If I look deeper, I find that, in some cases, it’s the desire for recognition that drives the deed. The reason I’m doing it is so that I can think of myself as good, or, even better, tell people (subtly) and have them think of me as good. Like the pseudo – philosopher who stoically bears every insult, waiting to crow his triumph of patience to the world and be recognized for it.

It’s essentially virtue with a motive. And that’s perhaps not a bad thing, especially if you judge by the consequences. If recognition, or the desire for recognition, drives people to be good and helpful, what’s wrong? The consequence is after all a world with more helpful people in it.

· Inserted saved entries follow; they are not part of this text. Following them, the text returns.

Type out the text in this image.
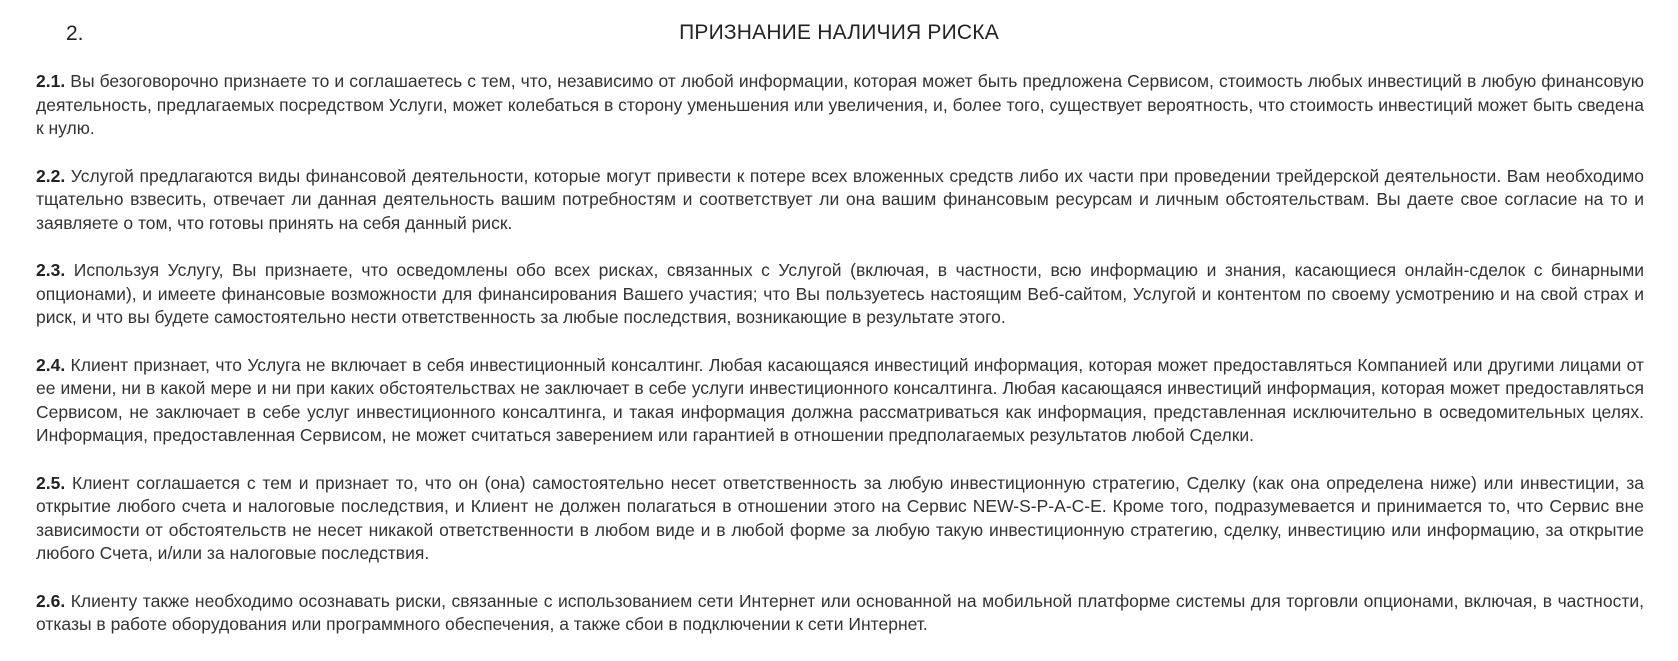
2.	ПРИЗНАНИЕ НАЛИЧИЯ РИСКА

2.1. Вы безоговорочно признаете то и соглашаетесь с тем, что, независимо от любой информации, которая может быть предложена Сервисом, стоимость любых инвестиций в любую финансовую деятельность, предлагаемых посредством Услуги, может колебаться в сторону уменьшения или увеличения, и, более того, существует вероятность, что стоимость инвестиций может быть сведена к нулю.

2.2. Услугой предлагаются виды финансовой деятельности, которые могут привести к потере всех вложенных средств либо их части при проведении трейдерской деятельности. Вам необходимо тщательно взвесить, отвечает ли данная деятельность вашим потребностям и соответствует ли она вашим финансовым ресурсам и личным обстоятельствам. Вы даете свое согласие на то и заявляете о том, что готовы принять на себя данный риск.

2.3. Используя Услугу, Вы признаете, что осведомлены обо всех рисках, связанных с Услугой (включая, в частности, всю информацию и знания, касающиеся онлайн-сделок с бинарными опционами), и имеете финансовые возможности для финансирования Вашего участия; что Вы пользуетесь настоящим Веб-сайтом, Услугой и контентом по своему усмотрению и на свой страх и риск, и что вы будете самостоятельно нести ответственность за любые последствия, возникающие в результате этого.

2.4. Клиент признает, что Услуга не включает в себя инвестиционный консалтинг. Любая касающаяся инвестиций информация, которая может предоставляться Компанией или другими лицами от ее имени, ни в какой мере и ни при каких обстоятельствах не заключает в себе услуги инвестиционного консалтинга. Любая касающаяся инвестиций информация, которая может предоставляться Сервисом, не заключает в себе услуг инвестиционного консалтинга, и такая информация должна рассматриваться как информация, представленная исключительно в осведомительных целях. Информация, предоставленная Сервисом, не может считаться заверением или гарантией в отношении предполагаемых результатов любой Сделки.

2.5. Клиент соглашается с тем и признает то, что он (она) самостоятельно несет ответственность за любую инвестиционную стратегию, Сделку (как она определена ниже) или инвестиции, за открытие любого счета и налоговые последствия, и Клиент не должен полагаться в отношении этого на Сервис NEW-S-P-A-C-E. Кроме того, подразумевается и принимается то, что Сервис вне зависимости от обстоятельств не несет никакой ответственности в любом виде и в любой форме за любую такую инвестиционную стратегию, сделку, инвестицию или информацию, за открытие любого Счета, и/или за налоговые последствия.

2.6. Клиенту также необходимо осознавать риски, связанные с использованием сети Интернет или основанной на мобильной платформе системы для торговли опционами, включая, в частности, отказы в работе оборудования или программного обеспечения, а также сбои в подключении к сети Интернет.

Whether it is or isn’t bad is again irrelevant here. It’s more interesting to ask why it’s a thing at all. What do I gain from someone else’s recognition, their opinion? You seek rewards from the tattle of other men. I don’t think there’s anything there; it doesn’t change who I am. What someone else thinks about me doesn’t make me any better, nor does it make me worse.

What seeking their recognition can do, though, is distort my own incentives. You know not how to act rightly except for the breezes of popular opinion and for the sake of empty rumours. I find myself doing not what I want, but something else entirely. Something I don’t really want, but something I want others to think I have done. To know if that’s the case I just need to ask – would I still do something even if I couldn’t tell anyone I’d done it?

‘Is there then no good which belongs to you and is implanted within you, that you seek your good things elsewhere, in things without you and separate from you? Have things taken such a turn that the animal, whose reason gives it a claim to divinity, cannot seem beautiful to itself except by the possession of lifeless trappings?
How plainly and how widely do you err by thinking that anything can be adorned by ornaments that belong to others! Surely that cannot be. For if anything becomes brilliant by additions thereto, the praise for the brilliance belongs to the additions. But the subject remains in its own vileness, though hidden and covered by these externals.’

The Consolation of Philosophy, Boethius

I was interested to see my take on these ideas was already pretty much put forth a millennium and a half back by someone in the direst of circumstances. That person, Boethius, died 1,500 years ago, brought down from the heights of power of Rome by those who apparently opposed him because of his virtue. Languishing in prison, without a trial, depressed and awaiting to be eventually tortured and executed, he wrote to himself a consolation, not an emotional balm meant to soothe, but a calmly reasoned analysis.